James Faucette: Got it. Got it. And then I guess maybe dovetailing with that, can you speak a little bit about the competitive environment? And any changes you’re seeing there? Or what are you seeing from customers? Is there a flight to quality versus maybe some of the regional players and what is the impact of newer entrants? Just can you give us kind of a state of the competitive landscape?

Maria Black: Sure. I would say the competitive landscape, one way to think about it is it actually hasn’t changed that much. So is there a flight to quality, sure. We’ve seen some of that, but it’s not material at this time as it relates to clients calling us and asking about the macro and what’s happening in the world. We’ve had a few of those calls just recently based on some things that have happened in the environment. But what I would say – when I think about the competitive environment, we look at this very closely. We just completed our strategic plan process, and we’ve been looking at our competitive position against all the major players, mid-market and others over the last handful of years in a surgical way.

What I would offer is a few items, one of which is we have strong retention, specifically in the mid-market. We also have very strong retention in international. We have a near-record highs in NPS. And so I would say that our value proposition and our competitive positioning – it’s proof, if you will, if you look at the retention, from a balance of trade, we are also winning more away from our competitors than we have in years past. And so again, I think our position is about the same when I look at it year-on-year, but it’s getting perhaps a little bit better on the wind side. And I think that a lot of that does have to do with the quality that we’re providing, so inside kind of the NPS results. Certainly, the investments we’ve made, the investments into our organization to serve our clients better.

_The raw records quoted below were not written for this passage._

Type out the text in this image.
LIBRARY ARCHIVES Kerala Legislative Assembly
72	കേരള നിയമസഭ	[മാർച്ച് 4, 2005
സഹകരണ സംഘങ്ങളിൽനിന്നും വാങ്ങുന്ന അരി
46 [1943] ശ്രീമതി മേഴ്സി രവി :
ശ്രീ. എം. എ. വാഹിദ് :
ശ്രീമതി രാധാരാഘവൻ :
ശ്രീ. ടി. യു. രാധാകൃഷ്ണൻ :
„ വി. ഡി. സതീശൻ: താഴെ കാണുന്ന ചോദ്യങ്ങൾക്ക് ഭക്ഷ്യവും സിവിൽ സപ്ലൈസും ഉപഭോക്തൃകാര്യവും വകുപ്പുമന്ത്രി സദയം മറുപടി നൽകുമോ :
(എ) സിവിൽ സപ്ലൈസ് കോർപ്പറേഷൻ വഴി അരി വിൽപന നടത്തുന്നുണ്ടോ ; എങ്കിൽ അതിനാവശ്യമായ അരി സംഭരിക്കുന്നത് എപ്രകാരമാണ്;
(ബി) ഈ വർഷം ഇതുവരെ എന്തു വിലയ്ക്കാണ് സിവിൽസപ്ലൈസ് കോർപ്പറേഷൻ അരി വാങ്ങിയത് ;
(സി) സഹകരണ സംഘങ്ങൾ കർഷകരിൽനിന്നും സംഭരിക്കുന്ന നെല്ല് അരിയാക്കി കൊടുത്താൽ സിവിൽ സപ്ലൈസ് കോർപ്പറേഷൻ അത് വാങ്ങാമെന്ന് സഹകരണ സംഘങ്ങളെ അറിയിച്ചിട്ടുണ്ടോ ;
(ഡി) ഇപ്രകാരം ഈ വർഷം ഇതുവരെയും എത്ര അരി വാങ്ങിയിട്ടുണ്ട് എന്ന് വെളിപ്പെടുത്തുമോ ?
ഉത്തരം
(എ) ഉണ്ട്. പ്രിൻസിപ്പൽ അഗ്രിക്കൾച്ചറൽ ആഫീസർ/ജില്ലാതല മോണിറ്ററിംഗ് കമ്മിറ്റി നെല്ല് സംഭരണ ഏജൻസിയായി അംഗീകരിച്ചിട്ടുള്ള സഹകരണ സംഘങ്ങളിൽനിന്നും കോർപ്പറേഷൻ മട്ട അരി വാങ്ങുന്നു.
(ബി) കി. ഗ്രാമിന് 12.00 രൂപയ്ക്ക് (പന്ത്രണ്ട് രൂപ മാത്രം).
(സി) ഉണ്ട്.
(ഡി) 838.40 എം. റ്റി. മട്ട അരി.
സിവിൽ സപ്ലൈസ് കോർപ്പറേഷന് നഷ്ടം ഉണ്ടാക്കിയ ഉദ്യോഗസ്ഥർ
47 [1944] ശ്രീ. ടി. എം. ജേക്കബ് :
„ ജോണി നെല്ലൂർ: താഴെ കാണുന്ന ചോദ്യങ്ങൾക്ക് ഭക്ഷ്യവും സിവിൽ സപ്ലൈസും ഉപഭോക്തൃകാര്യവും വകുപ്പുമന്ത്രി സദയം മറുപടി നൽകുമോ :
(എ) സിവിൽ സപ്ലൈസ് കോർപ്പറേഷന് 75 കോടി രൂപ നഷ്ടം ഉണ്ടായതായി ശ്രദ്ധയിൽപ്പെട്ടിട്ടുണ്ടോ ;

Some of the things I talked about, new products that we’re leveraging, the likes of AI to actually drive self-service, to drive better experience for our clients, their employees and drive friction out. So I would say, investments into product. And then lastly, again, investments into new products that is creating better wins for us.

James Faucette: That’s great. Thank you so much for that color, Maria.

Maria Black: You bet.

Operator: Thank you. Our next question comes from Kartik Mehta with Northcoast Research. Your line is open.

Kartik Mehta: Don, I know you gave preliminary FY ‘24 guidance. And one of the things you talked about is obviously pays for control moderating. But do you think – could there be an offset because inflation is still running high and there is a pricing opportunity for the company, especially on the payroll side?

Don McGuire: Yes, Kartik, it’s a good question. So certainly, talked about pays per control growth decelerating. We called that out. And we’ve also – I mentioned earlier, for ‘24, I think there is a risk that it decelerates further. So we will have to watch and see what happens there. On the inflation side and pricing, we’re still in the early days of our FY ‘24 plan. So we’re watching it carefully. I think we can say that we are happy with the impact of the results of the price pricing decisions we took in ‘23. We had those readily accepted, I guess, with – reflected by our higher NPS scores by our continued strong retention. So we have an ability to take price. But as we always come back to, we’re in this for the long haul with our clients, their long-term retention is the most important thing to us.

So we need to make sure that we continue to have that good value proposition between what the absolute prices, how much price we can take, etcetera. But once again, Kartik, it’s definitely something we’re looking at and trying to evaluate as we get closer to putting the plan to bid.

Kartik Mehta: And then, Maria, just on the PEO side, could – is any of the attrition related to maybe customers deciding that they had a PEO and it just got too expensive for them. So they have decided to move out of the PEO for a while until they can get a better understanding of what’s happening in the economy. Any changes like that?